Interest rates are higher now than when the borrowing plan was drafted.

YOUNGSTOWN — A scenario that would have Youngstown State University borrowing $50 million for capital improvements, at the same cost a $40 million bond issue would have been a year ago, apparently won’t work.

It turns out that interest rates in the bond market haven’t dropped as YSU’s trustees had hoped.

The rates on long-term, tax-exempt bonds are higher now than when the university trustees approved a plan more than a year ago to borrow the $40 million, said Lee Mairose of RBC Capital Markets, an investment adviser on the bond issue.

He told the board’s Finance and Facilities Committee on Thursday that the university is looking at a long-term interest rate of about 6 percent. That’s down about 0.5 percent from several weeks ago, he noted.

That rate is the same for a $40 million or a $50 million bond issue, he said.

The suggestion to look at borrowing additional money to expand the improvement project list came out of a Finance and Facilities Committee meeting last month.

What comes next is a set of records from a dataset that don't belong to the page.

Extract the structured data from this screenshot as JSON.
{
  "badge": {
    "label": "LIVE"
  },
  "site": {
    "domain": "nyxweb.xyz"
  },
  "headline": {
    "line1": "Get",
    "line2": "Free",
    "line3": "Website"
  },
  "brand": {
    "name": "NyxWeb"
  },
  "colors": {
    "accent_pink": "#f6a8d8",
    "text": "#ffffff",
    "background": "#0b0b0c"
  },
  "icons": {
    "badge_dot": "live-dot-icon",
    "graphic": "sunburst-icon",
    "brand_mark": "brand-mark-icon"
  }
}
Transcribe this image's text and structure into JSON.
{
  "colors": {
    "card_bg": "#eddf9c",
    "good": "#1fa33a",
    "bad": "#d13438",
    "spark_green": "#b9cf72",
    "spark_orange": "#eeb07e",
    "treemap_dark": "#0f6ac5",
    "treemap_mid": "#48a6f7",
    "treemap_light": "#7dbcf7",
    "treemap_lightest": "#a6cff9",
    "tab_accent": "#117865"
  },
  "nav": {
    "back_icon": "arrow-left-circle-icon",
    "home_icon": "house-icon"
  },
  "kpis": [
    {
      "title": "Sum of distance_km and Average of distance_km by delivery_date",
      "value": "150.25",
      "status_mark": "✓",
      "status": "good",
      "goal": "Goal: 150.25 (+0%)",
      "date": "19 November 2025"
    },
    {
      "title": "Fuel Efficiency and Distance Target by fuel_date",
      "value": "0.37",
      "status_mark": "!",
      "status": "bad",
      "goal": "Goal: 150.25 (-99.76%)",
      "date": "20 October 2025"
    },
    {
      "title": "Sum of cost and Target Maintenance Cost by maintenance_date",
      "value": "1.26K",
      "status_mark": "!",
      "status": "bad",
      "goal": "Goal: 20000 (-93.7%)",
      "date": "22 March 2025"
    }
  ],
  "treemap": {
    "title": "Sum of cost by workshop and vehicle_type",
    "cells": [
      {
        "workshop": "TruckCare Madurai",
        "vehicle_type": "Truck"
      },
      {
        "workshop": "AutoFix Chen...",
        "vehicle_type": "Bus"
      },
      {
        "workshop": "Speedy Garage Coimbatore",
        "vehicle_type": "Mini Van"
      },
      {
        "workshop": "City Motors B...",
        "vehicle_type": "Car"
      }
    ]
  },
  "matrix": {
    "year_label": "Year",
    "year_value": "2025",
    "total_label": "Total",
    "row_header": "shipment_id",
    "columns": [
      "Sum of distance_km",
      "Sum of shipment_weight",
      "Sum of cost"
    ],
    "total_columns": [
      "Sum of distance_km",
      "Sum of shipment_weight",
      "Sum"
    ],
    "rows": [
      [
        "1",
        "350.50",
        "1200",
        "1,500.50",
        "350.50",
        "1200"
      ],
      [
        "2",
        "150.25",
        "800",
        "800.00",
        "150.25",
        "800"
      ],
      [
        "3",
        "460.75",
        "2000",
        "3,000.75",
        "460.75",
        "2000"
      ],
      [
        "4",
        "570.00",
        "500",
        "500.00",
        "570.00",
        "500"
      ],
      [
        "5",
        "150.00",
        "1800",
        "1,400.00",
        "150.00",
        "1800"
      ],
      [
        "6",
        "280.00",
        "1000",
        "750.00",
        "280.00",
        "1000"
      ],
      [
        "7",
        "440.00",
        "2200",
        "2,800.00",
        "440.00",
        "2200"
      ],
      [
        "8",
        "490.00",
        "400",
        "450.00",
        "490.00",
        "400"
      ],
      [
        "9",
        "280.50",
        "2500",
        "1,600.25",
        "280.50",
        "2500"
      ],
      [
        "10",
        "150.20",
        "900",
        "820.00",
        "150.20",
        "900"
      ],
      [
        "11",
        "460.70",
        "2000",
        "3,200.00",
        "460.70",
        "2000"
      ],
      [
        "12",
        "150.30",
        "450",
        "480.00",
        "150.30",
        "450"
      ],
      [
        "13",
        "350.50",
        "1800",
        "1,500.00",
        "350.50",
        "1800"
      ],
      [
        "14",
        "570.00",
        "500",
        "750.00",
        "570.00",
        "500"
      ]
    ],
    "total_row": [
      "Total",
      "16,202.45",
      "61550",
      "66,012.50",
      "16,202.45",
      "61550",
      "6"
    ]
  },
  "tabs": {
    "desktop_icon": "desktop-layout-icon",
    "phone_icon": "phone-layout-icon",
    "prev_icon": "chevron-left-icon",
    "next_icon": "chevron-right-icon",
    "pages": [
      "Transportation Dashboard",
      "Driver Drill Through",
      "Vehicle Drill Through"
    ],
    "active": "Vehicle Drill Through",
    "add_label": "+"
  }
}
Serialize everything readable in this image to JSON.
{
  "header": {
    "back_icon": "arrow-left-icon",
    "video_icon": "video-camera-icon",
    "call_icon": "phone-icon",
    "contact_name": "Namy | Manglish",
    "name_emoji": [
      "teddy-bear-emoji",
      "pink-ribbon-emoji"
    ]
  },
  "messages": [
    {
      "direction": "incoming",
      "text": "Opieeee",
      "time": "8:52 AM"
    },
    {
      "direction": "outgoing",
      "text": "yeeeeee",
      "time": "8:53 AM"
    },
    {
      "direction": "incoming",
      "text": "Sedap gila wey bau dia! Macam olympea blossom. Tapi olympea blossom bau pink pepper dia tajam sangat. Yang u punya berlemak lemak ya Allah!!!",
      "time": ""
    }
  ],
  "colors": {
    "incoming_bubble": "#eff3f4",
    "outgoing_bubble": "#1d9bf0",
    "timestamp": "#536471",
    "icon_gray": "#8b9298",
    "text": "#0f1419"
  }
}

The declines in the stock market and interest rates in general prompted the committee to consider a larger debt.

The $40 million is the local share of $82 million worth of projects that would also draw financing from state capital funds, philanthropic gifts, internal funds and federal grants.

At the top of that list is the new Williamson College of Business Administration at $34.3 million, with $20 million of that amount to come from the bond issue.

Scott Schulick, chairman of the board of trustees, said the report from Mairose doesn’t mean the university can’t still borrow more than $40 million.

The committee is awaiting a detailed project list from the administration and expects to see that at a meeting in early December, Schulick said. At that point, the trustees will decide how to proceed, he said.

“The situation is fluid,” he said, adding that the interest rates could still change before the bond issue is put on the market.

Mairose said he anticipates a $40 million to $42 million bond issue to be borrowed during the first quarter of 2009, adding that the university should remain flexible and ready to take advantage of the best market conditions.

The university already has a plan in place to cover the annual debt service on a $40 million bond issue, proposing to tap annual savings of $2.5 million secured through an early-retirement incentive plan for employees. That’s the estimated annual debt payment on a $40 million bond issue.